Everything broke at once. They could no longer restrain themselves. With cries of anguish the members of the Sanhedrin blocked their ears at this blasphemy, a symbolic gesture indicating their horror, and rushing at him, dragged him through the street to outside the city, where they stoned him. It was as though they had been taken with madness. All restraint had gone. This was the staid Sanhedrin, but they were baying like mad hounds which had smelled blood. Such moments of madness can seize even the sanest of people. And it had happened here. They had become a lynch mob. That is what unreasoning belief mingled with a bad conscience can do to people.

Serious blasphemy was in fact almost the only crime for which the Sanhedrin could pass the death sentence. There were notices in the Temple warning of instant death to anyone unauthorised who went beyond the outer court. And in spite of their fury they appear to have ‘observed the rules' in that the witnesses were present in order to cast the first stones (Deuteronomy 17:7).

‘Cast him out of the city' (compare Deuteronomy 17:5; Numbers 15:35). Death must not take place within the city, for it would defile the city. It is ironic that he who had pointed them to what their fathers had done in following idolatry was treated as though he had been guilty of idolatry (Deuteronomy 17:5-7). In the same way had Jesus died ‘without the gate' (Hebrews 13:12). So in their dreadful crimes did they maintain the niceties of the Law.

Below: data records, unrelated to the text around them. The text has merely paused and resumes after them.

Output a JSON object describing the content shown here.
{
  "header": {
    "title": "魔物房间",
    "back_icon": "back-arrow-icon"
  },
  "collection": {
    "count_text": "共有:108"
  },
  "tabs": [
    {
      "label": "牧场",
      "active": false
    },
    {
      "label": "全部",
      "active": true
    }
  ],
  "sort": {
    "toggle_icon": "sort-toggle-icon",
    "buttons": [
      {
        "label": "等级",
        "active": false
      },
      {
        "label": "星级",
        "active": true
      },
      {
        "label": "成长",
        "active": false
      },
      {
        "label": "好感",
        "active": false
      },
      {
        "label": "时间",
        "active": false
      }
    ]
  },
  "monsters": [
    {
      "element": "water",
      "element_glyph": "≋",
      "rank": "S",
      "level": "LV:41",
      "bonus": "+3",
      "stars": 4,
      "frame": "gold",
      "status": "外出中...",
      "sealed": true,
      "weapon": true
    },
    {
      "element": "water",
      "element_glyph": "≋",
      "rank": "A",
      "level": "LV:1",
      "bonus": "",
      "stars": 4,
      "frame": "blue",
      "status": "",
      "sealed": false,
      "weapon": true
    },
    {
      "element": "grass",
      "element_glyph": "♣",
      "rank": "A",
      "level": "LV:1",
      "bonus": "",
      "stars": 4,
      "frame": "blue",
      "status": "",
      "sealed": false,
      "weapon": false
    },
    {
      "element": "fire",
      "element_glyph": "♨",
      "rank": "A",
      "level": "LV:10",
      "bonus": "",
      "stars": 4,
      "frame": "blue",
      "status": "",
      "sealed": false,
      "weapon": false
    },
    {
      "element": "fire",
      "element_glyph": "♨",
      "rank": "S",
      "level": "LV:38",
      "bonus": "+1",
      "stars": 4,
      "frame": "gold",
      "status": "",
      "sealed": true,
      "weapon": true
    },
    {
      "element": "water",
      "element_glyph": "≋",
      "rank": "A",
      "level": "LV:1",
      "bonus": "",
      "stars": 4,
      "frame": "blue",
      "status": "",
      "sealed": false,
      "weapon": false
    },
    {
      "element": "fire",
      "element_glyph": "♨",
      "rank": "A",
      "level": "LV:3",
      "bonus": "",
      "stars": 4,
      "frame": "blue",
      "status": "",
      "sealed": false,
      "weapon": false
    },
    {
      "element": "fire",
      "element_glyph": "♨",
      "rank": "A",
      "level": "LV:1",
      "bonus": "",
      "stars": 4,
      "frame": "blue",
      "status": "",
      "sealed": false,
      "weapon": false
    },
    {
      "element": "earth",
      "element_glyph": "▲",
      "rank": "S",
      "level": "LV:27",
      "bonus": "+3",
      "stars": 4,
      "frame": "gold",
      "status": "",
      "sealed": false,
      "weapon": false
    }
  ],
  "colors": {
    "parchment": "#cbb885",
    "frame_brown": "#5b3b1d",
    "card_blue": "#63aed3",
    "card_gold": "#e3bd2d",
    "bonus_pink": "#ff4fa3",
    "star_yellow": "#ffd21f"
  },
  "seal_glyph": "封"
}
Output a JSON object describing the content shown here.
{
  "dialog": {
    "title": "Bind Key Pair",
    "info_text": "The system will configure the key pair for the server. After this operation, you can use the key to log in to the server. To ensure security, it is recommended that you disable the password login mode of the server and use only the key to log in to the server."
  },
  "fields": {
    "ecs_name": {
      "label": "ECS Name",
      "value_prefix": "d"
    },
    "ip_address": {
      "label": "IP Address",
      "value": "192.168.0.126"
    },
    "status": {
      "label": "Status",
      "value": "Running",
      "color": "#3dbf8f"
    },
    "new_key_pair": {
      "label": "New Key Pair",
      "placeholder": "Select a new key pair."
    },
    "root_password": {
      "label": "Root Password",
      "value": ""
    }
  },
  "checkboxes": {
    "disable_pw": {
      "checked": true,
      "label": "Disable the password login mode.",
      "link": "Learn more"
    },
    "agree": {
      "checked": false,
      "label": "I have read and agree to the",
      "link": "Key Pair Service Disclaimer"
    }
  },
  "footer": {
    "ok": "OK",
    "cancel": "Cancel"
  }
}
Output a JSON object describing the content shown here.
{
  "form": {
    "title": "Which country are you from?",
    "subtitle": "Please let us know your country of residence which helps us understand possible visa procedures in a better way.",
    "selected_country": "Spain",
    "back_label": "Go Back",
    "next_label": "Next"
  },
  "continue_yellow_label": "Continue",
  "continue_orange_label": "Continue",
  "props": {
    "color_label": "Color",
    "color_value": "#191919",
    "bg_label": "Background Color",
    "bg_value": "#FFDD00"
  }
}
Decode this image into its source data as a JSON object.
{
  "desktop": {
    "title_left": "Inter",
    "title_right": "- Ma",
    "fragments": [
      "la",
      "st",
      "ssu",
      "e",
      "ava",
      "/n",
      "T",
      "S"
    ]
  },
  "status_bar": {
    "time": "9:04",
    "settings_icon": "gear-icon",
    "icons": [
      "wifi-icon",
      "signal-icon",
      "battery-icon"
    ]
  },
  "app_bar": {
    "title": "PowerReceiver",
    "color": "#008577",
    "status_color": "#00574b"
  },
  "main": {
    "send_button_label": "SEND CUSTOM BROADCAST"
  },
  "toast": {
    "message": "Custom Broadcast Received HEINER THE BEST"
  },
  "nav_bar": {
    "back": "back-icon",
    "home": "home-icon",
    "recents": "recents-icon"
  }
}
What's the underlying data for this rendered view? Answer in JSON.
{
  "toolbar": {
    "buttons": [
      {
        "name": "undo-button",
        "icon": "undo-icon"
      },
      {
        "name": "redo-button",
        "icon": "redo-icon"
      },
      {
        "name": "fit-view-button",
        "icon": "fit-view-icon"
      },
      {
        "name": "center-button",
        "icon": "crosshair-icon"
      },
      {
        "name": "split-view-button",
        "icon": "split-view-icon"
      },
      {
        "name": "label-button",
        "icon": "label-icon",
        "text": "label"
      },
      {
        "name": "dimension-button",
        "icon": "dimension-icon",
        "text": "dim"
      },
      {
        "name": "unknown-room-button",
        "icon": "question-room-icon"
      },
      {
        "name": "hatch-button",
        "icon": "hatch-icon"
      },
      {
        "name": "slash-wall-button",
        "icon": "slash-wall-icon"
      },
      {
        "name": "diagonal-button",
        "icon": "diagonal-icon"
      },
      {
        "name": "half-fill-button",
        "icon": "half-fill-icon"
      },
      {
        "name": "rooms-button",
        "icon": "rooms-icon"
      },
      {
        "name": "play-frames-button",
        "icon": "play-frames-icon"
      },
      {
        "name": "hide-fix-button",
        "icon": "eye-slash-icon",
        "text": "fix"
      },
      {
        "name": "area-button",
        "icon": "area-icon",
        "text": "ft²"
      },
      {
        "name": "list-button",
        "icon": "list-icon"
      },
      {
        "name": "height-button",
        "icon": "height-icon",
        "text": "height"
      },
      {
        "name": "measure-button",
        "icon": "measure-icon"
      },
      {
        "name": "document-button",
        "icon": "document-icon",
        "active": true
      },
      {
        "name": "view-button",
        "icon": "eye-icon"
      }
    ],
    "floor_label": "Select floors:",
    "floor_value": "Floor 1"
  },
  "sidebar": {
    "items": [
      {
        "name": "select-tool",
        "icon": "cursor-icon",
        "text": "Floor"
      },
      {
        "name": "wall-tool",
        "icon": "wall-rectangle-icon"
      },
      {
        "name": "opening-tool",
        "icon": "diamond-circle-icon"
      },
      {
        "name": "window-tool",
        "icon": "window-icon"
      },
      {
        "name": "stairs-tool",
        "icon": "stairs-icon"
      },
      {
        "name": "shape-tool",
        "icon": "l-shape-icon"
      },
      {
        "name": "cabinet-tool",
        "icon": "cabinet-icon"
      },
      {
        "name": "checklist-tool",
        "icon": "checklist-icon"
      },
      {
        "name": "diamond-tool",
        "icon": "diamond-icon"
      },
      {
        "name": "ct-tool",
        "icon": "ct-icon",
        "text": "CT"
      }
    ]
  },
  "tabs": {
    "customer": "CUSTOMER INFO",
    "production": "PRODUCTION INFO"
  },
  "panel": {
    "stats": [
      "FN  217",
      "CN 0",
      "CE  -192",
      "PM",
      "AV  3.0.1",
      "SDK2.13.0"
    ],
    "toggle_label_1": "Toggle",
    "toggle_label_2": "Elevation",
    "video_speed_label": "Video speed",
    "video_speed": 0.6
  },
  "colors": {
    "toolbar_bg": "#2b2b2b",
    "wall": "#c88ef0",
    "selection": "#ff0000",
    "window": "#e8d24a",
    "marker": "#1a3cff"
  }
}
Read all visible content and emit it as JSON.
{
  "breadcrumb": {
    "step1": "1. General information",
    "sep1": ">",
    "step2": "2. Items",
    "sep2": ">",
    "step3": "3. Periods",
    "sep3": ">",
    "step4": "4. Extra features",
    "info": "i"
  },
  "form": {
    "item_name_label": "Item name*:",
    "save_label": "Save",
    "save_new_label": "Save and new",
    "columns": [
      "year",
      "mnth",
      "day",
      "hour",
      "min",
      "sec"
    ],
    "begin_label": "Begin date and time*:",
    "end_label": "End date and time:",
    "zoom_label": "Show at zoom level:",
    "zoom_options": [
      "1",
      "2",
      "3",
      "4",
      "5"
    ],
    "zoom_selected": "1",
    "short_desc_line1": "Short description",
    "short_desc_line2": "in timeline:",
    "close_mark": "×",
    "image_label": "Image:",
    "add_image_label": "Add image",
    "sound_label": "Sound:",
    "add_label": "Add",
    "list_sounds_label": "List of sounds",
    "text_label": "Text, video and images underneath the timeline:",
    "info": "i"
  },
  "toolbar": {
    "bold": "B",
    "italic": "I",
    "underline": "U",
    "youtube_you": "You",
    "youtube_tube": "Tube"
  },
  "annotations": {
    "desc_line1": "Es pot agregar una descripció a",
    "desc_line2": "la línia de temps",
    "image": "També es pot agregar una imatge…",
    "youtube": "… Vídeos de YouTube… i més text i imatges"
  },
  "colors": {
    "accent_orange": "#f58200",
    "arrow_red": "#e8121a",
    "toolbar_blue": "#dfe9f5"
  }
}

‘And stoned him.' He had dared to point out to them that they had rejected and slain the prophets (Acts 7:52). So now they stoned him. The only actual record we have of the death of a prophet was of one they stoned (2 Chronicles 24:21). This was their way of getting rid of prophets, and they proved themselves adept at it. The irony of the whole situation is obvious. They sought to prove that he was wrong by proving that he was right.

Acts 7:57-58

57 Then they cried out with a loud voice, and stopped their ears, and ran upon him with one accord,

58 And cast him out of the city, and stoned him: and the witnesses laid down their clothes at a young man's feet, whose name was Saul.